Anyway, we have to talk something specific, not handwavy. Even if you prove that they CAN reason for some definition of it, both the proof and the definition must have some predictive/scientific power, otherwise they are as useless as nil thought about it.

For example, if you prove that the reasoning is somehow embedded as a spatial in-network set of dimensions rather than in-time, wouldn't that be literally equivalent to "it just knows the patterns"? What would that term substitution actually achieve?

Well no. If you create a machine that produces output indistinguishable from the output of things we "know" can "reason" aka "humans". Then I would call that reasoning.

If the output has a low probability of occuring by random chance then it must be reason.

>For example, if you prove that the reasoning is somehow embedded as a spatial in-network set of dimensions rather than in-time, wouldn't that be literally equivalent to "it just knows the patterns"? What would that term substitution actually achieve?

I mean, this is a method many humans use to reason themselves.

A side effect of this is that a zip.exe that unzips a zip into a book that contains text indistiguishable from the output of a human must reason too.

From what I can see, you’re only massaging semantics. That is uninteresting.

No. I clearly said it must output novel things that aren’t part of the input.

In your example the book is the training data or aka the input.

> But they can reason

This isn't demonstrated yet, I would say. A good analogy is how people have used NeRFs to generate Doom levels, but when they do, the levels don't have offscreen coherence or object permanence. There's no internal engine behind the scenes making an actual Doom level. There's just a mechanism to generate things that look like outputs of that engine. In the same way, an LLM might well just be an empty shell that's good at generating outputs based on similar-looking outputs it was trained on, rather than something that can do the work of thinking about things and producing outputs. I know that's similar to "statistical parrot", but I don't think what you're saying demonstrates anything more than that.

It can be trivially demonstrated with a unique problem that doesn’t exist in the training data and an answer that is correct and has a low probability of being arrived at without reasoning.
wow this is like:

"I made a hypothesis that works with 1 to 5. if a hypothesis holds for 10 numbers, it holds for all numbers"

No. My claim is it can reason. So my claim is along the lines of it can make claims that are within bounds such as 1 to 5 or it can make claims not within those bounds.

The opposing claim unbounded. It says LLMs can't reason period. They are making the claim that it is 100% for all possible prompts.

No one is making the claim LLMs reason all the time and always. They don't. The claim is that they CAN reason.
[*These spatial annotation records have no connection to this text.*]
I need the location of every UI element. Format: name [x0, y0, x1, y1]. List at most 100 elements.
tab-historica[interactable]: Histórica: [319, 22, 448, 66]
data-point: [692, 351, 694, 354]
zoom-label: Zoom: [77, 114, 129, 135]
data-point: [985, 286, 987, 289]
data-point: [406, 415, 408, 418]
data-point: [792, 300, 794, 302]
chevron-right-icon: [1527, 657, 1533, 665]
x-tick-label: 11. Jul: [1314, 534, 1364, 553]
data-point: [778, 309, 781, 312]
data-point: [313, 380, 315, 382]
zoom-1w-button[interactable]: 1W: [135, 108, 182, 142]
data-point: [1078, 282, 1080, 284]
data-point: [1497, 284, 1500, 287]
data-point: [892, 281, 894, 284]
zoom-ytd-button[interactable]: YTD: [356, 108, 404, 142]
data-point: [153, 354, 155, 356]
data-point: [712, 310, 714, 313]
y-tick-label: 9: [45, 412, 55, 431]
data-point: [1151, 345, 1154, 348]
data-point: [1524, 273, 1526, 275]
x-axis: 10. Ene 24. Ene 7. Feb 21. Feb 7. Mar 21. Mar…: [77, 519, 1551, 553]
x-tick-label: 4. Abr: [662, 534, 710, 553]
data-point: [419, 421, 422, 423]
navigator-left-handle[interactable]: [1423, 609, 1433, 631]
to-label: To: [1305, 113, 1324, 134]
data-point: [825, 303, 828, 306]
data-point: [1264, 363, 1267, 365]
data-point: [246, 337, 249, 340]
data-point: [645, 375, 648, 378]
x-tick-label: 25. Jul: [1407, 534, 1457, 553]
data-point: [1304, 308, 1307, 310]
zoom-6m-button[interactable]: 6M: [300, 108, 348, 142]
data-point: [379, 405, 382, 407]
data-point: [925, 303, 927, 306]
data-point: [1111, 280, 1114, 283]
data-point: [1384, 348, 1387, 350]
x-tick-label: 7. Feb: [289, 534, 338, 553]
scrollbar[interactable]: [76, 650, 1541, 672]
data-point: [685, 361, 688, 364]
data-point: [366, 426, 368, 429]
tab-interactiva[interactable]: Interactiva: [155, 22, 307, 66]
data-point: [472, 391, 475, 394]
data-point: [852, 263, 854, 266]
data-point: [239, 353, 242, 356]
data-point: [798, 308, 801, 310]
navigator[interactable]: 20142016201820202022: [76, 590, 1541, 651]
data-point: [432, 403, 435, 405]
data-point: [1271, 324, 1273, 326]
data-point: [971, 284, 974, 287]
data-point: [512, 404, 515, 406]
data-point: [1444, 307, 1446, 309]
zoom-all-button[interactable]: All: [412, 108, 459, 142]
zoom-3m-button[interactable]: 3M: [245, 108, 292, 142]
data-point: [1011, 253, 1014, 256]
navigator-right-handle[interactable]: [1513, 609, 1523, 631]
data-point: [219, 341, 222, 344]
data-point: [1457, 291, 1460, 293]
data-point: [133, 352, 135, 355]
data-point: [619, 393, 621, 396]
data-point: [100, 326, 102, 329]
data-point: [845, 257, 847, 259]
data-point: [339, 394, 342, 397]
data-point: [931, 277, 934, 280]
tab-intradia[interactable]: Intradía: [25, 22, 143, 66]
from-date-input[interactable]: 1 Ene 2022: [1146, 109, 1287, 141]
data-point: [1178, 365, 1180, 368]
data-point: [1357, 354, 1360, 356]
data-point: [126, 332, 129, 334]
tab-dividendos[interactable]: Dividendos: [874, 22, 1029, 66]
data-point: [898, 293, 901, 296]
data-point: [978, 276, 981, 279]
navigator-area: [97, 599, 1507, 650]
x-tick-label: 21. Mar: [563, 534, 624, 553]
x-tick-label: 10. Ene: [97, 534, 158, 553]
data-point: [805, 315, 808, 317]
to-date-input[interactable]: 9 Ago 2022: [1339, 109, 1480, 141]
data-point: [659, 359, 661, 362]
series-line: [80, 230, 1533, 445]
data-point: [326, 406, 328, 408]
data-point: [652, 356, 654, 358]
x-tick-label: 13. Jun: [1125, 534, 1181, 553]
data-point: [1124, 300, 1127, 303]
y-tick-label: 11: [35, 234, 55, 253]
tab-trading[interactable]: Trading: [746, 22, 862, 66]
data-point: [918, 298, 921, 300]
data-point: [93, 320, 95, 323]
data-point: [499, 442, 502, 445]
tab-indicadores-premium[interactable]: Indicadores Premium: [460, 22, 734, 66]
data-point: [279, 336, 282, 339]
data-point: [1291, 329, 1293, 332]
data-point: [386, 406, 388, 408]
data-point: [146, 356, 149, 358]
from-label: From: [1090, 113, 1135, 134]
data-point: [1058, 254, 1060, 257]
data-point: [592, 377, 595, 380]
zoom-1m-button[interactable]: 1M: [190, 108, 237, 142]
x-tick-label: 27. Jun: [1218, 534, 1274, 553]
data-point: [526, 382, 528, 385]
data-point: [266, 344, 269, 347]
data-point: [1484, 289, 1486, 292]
Versus the claim that they can't which is all encompassing and ludicrous.

your claim (hypothesis): LLMs can reason

your evidence: "it works with these inputs I tried!"

...hmm seems you're not quite versed in basic mathematical proofs?

Seems you’re not well versed in basic English.

If I can reason it doesn’t mean I’m always reasoning or constantly reasoning or if I know how to do reasoning for every prompt. It just means it’s possible. How narrow or how wide that possibility is, is orthogonal to the claim itself. Please employ logic here.

Ok math guy. Imagine I said numbers can be divided. The claim is true even though there is a number that can’t be divided. Zero.

If it's only reasoning randomly how do you know when anything has been reasoned properly vs just a generated simulation of reasonable text?
We use Probability. Find a prompt that has a large range aka codomain. If it arrived at the correct answer then that the only possibility here is reasoning because the codomain is so large it cannot arrive there by random chance.

Of course make sure the prompt is unique such that it's not in the data and it's not doing any sort of "pattern matching".

So like all science we prove it via probability. Observations match with theory to a statistical degree.